This book was written for network engineers by network engineers. The ultimate goal of this book is to share with the reader the logical underpinnings of the Juniper MX. Each chapter represents a specific vertical within the Juniper MX and will provide enough depth and knowledge to provide the reader with enough confidence to implement and design new architectures for their network using the Juniper MX.
Here’s a short summary of the chapters and what you’ll find inside:
Learn a little bit about the history and pedigree of the Juniper MX and what factors prompted its creation. Junos is the “secret sauce” that’s common throughout all of the hardware; this chapter will take a deep dive into the control plane and explain some of the recent important changes to the release cycle and support structure of Junos. The star of the chapter is of course the Juniper MX; the chapter will thoroughly explain all of the components such as line cards, switch fabric, and routing engines.
It always seems to surprise people that the Juniper MX is capable of switching; not only can it switch, it has some of the best bridging features and scalability on the market. The VLAN mapping is capable of popping, swapping, and pushing new IEEE 802.1Q headers with ease. When it comes to scale, it can support over 8,000 virtual switches.
Discover the world of advanced policing where the norm is creating two-rate three-color markers, hierarchical policers, cascading firewall filters, and logical bandwidth policers. You think you already know about Junos policing and firewall filters? You’re wrong; this is a must-read chapter.

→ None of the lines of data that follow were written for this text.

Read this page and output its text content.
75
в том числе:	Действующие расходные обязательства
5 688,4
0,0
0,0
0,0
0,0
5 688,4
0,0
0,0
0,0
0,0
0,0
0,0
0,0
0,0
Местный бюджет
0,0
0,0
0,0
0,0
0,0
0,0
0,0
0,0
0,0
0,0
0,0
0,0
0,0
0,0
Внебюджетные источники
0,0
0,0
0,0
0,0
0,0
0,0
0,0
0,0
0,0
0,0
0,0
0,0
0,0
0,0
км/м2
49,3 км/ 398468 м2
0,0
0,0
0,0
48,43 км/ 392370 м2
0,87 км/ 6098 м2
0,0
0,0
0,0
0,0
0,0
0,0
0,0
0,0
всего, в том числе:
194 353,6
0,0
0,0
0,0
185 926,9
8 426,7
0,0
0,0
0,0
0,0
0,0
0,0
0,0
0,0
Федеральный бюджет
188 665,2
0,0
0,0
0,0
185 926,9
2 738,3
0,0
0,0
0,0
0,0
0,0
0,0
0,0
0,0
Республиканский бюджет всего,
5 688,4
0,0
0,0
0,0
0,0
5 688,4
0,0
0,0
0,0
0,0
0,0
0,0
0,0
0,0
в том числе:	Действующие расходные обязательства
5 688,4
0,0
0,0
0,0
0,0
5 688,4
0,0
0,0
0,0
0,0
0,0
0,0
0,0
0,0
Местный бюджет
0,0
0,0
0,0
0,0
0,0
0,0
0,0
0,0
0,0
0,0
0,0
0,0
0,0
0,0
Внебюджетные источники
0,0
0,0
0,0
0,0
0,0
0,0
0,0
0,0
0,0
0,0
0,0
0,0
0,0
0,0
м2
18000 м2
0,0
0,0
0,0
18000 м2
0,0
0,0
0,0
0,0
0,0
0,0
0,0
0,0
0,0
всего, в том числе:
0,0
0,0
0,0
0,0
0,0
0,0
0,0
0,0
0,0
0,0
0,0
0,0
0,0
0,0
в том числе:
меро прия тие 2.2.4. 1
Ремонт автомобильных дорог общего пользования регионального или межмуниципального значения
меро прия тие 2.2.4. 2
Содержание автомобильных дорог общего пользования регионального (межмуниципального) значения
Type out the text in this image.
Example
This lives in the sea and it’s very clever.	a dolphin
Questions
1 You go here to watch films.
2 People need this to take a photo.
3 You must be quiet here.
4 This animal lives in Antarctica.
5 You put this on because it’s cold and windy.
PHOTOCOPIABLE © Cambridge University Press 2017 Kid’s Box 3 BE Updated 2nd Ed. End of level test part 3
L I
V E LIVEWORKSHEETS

Everyone has been through the process of creating a 200-line
firewall filter and applying it to the loopback interface to protect
the routing engine. This chapter presents an alternative method of
creating a firewall filter framework and only applies the filters
that are specific to your network via firewall filter chains. As of
Junos 10.4, there’s a new feature called Distributed
Denial-of-Service Protection (
ddos-protection) that can be combined with
firewall filters to add an extra layer of security to the routing
This chapter answers the question, “What is hierarchical class of service and why do I need it?” The land of CoS is filled with mystery and adventure; come join Harry and discover the advantages of hierarchical scheduling.
What’s better than a Juniper MX router? Two Juniper MX routers, of course, unless you’re talking about virtual chassis; it takes several Juniper MX Routers and combines them into a single, logical router.
Services such as Network Address Translation (NAT), IP Information Flow Export (IPFIX), and tunneling protocols traditionally require a separate services card. Trio inline services turns this model upside down and allows the network engineer to install network services directly inside of the Trio chipset, which eliminates the need for special services hardware.
An alternative to virtual chassis is a feature called MC-LAG, which allows two routers to form a logical IEEE 802.3ad connection to a downstream router and appear as a single entity. The twist is that MC-LAG allows the two routers to function independently.
Some of us take high availability for granted. GRES, NSR, NSB, and ISSU make you feel warm and fuzzy. But how do you really know they work? Put on your hard hat and go spelunking inside of these features and protocols like you never have before.
Each chapter includes a set of review questions and exam topics, all designed to get you thinking about what you’ve just read and digested. If you’re not in the certification mode, the questions will provide a mechanism for critical thinking, potentially prompting you to locate other resources to further your knowledge.